Buy price for Lowe's, and the current price are pretty much within spitting distance of each other. So it's fairly flat in terms of, again, any red flags that might pop up, nope, nope, nope. I certainly can't see them. There might be some tiny tittle tattle, but nothing major. And I haven't seen the title tattle. McKesson Corporation is up since recommended and it's had good earnings reports. I think they're good. And the market clearly thinks they're good as well. So there you go. One of the ones to have done well. Baxter International, pretty much roughly still at the same price. And, again, it's not one which I can see any red flags. Valero Energy, roughly at the same price. And, again, nothing that I can see, which makes me think, oh, something's changed at some... Accounting fraud, for instance, or something significant.

So I just wanted to share some of those names that we've recommended, which are in there. With these kind of market headwinds takes time.
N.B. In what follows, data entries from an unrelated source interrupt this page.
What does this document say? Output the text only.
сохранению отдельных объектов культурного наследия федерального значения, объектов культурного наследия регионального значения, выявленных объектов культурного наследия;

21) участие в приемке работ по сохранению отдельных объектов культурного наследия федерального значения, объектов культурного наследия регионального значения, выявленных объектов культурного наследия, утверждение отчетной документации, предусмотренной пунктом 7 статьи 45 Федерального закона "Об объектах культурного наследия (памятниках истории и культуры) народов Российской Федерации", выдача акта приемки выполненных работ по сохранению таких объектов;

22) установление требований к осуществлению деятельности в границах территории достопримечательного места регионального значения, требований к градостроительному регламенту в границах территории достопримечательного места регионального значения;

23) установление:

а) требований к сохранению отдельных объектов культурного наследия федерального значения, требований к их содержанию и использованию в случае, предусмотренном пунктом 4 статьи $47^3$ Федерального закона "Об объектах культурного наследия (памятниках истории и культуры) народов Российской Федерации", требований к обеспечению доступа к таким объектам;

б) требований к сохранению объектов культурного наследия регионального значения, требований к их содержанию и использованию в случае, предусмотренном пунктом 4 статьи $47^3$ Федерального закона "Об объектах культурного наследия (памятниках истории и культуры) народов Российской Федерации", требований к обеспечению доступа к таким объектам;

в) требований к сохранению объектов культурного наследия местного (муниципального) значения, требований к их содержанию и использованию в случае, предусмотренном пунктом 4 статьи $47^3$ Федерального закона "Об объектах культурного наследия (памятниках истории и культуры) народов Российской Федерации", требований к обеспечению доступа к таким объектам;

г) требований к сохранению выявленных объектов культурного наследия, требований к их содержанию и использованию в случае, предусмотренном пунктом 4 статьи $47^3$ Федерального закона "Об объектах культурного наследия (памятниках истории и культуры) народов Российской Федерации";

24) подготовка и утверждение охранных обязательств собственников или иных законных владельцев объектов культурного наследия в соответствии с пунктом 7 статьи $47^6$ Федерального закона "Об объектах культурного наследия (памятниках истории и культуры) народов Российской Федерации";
But I'm glad to see several of the stocks are up since the buy price, despite the broader market falling and in many cases and gives a matter falling what 25, 30%. PayPal down 60%. When you consider that the giants are down so much, it's fantastic to see that some of the other smaller companies are holding their own and holding up to it all. Anyway I'll continue doing the research alongside my team and we'll be working, well when the markets are like this, we're working harder than normal. And the reason for that is, you want more research, more due diligence because there's more volatility and uncertainty. So you've got fewer companies to pick from. In an arising market, everything looks easy, but in a sideways to falling one, you really need that research. And also because it's worth your while, because there'll be some great opportunities.

And that's what I'm going to focus on as well, going forward in any disjoints in the market, which have led to any special situations and good opportunities as a result of which. So keep your eyes peeled and your ears. And thank you very much for listening and send me through any questions you got. Thank you very much.